When Father Carroll founded Georgetown, it was with great hope that the school would help firmly establish the Catholic Faith in America.

“The object nearest my heart now, and the only one that can give consistency to our religious views in this country, is the establishment of a school, and afterwards a Seminary for young clergymen,” he wrote in 1785 to Father Charles Plowden in England.

A historian at Georgetown Prep, Steve Ochs, has written that the College once embraced the traditional view of Catholic education—that its aim is to form young people in Christ and for Christ: “Most importantly, the Jesuits of Georgetown regarded the Christian formation of students as their primary mission. Knowledge and skills, although important, were approached as a means to an end: the knowledge and love of God.”
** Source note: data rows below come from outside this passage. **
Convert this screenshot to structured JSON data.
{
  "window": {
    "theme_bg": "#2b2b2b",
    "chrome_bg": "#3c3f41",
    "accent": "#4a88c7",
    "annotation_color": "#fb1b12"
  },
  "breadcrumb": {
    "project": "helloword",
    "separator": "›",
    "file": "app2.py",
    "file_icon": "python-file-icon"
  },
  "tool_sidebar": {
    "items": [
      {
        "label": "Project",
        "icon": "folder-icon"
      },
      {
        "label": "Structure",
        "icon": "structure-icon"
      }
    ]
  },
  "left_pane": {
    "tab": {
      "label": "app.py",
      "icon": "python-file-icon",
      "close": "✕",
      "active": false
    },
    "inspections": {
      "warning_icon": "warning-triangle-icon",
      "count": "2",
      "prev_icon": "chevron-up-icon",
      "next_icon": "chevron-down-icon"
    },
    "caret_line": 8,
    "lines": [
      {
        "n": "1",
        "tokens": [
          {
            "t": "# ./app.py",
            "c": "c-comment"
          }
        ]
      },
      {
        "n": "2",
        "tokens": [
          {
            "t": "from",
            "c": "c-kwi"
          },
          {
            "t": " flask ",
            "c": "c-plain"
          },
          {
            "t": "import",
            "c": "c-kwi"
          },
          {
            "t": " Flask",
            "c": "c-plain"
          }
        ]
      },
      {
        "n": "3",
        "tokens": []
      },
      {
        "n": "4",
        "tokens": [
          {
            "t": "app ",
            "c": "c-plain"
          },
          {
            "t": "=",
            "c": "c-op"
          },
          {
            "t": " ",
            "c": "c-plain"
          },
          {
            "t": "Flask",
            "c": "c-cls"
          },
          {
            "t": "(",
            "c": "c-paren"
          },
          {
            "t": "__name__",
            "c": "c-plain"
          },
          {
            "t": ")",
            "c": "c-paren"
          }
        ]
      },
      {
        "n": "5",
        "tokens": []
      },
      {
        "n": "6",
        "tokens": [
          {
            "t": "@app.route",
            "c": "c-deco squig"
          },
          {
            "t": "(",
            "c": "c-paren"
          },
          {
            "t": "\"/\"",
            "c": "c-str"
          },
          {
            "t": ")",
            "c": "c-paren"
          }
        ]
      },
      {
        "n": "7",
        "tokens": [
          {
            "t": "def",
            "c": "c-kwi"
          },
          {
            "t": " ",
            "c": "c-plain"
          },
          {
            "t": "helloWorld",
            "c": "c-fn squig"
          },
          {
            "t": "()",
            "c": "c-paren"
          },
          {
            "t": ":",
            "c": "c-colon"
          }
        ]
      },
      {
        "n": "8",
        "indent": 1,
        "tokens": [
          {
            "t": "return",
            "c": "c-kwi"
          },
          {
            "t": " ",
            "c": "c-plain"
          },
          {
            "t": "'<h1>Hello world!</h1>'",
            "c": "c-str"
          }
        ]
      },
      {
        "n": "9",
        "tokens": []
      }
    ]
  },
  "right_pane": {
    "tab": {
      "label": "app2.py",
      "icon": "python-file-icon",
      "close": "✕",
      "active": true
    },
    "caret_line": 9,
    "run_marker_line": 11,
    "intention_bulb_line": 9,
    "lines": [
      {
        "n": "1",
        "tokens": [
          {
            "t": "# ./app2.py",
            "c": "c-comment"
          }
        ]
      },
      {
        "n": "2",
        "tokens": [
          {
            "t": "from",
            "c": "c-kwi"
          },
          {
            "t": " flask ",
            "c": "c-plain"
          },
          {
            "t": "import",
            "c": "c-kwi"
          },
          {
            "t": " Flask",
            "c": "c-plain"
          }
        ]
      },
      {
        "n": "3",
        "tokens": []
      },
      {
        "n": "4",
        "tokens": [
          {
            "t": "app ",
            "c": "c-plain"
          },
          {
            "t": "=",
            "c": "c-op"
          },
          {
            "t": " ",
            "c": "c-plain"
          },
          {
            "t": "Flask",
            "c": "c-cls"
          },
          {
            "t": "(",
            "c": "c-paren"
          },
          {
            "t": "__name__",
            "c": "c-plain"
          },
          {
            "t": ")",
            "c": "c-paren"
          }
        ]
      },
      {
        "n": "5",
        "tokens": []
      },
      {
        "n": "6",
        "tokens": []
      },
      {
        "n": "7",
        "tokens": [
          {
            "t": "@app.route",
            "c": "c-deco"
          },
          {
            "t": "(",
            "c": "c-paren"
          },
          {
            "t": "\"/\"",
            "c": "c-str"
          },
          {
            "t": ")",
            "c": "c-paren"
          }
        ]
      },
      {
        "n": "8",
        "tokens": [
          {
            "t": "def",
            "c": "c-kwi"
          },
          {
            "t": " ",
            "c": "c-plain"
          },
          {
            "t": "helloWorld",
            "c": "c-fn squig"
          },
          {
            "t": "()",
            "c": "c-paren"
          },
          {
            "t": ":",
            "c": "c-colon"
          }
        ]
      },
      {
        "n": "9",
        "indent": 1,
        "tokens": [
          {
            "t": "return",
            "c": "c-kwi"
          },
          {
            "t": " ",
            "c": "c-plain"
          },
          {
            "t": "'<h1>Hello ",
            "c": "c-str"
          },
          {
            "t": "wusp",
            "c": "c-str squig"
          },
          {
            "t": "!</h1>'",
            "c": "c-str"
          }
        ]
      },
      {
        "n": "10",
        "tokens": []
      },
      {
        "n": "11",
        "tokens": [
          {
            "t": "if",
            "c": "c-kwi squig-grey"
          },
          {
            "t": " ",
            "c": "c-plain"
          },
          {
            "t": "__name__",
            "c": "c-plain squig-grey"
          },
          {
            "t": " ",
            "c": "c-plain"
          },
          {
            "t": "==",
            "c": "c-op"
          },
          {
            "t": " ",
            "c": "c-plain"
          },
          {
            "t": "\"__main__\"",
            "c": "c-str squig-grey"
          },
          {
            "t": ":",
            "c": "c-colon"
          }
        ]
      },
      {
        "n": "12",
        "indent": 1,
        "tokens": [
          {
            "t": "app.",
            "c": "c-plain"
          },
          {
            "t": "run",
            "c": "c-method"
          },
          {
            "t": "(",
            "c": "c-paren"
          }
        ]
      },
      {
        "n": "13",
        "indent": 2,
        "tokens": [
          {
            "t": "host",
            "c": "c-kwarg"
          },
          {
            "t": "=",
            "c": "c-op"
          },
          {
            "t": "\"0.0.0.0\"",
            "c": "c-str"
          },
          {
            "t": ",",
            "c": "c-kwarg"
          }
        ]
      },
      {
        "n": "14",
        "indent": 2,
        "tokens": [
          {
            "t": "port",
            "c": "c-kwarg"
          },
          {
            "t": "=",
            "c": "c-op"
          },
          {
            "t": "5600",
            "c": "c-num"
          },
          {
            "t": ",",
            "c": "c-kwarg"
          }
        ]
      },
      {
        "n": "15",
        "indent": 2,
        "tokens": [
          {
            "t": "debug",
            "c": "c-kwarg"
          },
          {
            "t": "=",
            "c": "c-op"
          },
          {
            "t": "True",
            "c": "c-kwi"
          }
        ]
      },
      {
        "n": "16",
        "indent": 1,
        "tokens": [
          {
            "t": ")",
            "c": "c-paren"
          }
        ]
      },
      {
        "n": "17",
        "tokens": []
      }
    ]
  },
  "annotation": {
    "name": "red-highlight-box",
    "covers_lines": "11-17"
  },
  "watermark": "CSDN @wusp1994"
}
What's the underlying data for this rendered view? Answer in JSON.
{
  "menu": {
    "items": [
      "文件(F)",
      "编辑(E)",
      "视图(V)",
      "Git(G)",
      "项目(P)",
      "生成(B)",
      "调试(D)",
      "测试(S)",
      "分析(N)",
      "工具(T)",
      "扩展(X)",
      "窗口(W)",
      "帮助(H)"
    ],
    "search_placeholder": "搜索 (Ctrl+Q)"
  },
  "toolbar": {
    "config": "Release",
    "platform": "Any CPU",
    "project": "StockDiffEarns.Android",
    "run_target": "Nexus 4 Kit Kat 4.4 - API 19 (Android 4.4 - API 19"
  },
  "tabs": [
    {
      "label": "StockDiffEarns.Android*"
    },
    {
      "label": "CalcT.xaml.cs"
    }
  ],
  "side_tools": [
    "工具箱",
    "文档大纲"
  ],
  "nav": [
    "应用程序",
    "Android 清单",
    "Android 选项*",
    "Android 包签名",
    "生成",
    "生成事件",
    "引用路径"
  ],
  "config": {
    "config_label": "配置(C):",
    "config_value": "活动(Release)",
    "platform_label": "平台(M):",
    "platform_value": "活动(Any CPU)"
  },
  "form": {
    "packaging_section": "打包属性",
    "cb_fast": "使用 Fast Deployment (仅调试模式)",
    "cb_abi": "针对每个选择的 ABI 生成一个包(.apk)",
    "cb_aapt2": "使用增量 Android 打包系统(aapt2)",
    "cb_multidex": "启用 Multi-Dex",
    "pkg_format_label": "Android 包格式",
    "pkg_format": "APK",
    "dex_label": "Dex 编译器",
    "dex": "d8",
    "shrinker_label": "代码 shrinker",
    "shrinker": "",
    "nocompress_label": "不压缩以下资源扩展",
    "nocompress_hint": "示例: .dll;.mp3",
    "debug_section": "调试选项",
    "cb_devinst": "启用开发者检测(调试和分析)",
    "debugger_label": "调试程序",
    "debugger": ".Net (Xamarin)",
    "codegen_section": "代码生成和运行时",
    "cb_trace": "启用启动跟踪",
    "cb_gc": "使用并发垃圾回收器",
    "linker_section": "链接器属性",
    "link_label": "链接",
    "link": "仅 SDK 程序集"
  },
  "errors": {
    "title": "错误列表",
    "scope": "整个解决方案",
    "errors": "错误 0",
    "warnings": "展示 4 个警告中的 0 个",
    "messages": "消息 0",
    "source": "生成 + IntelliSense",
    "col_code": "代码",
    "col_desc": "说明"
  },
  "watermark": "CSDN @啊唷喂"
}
The University today, sadly, no longer has this view of education. This is most apparent in the dossier on Georgetown scandals that accompanied the late William Peter Blatty’s petition to the Vatican.

According to The Remnant:

One little vignette still fondly remembered by the Justice harks back to what Georgetown was.

At his final oral exam prior to receiving his degree (History), Scalia was breezing along when Dr. Wilkinson, the chairman of the department who presided over the three professor panel, asked this question: What was the most important event in the history of the world?

The confident candidate thought, “I have done very well up to here and there is no wrong answer to this one,” but as he responded Prof. Wilkinson continued to shake his head signaling that the student had it all wrong. Was it the Battle of Waterloo, or the Greek valor at Thermopylae? The panel member remained unimpressed with the candidate’s answers.

Finally, Dr. Wilkinson replied: “Mr. Scalia it was the Incarnation, when Christ became a man that is the correct answer.” One seriously doubts that Dr. Wilkinson’s question is ever asked at Georgetown examinations today, and if it were, clearly his response would no longer be considered correct. Despite his answer, Antonin Scalia graduated from Georgetown U. summa cum laude, no mean feat in those days in which grades were not “curved,” and no one had ever heard of “grade inflation.”

The prior year, Scalia addressed Catholic students at the University of Virginia and also criticized Georgetown University:

“When I was at Georgetown, it was a very Catholic place. It’s not anymore—and that’s too bad,” Scalia said. “What has happened to Catholic universities, that they would lose their reason for being?”

He said the Catholic Church as a whole “has been in trouble for a while,” having lost some of its zeal for evangelization, for which Catholic education is the Church’s primary tool.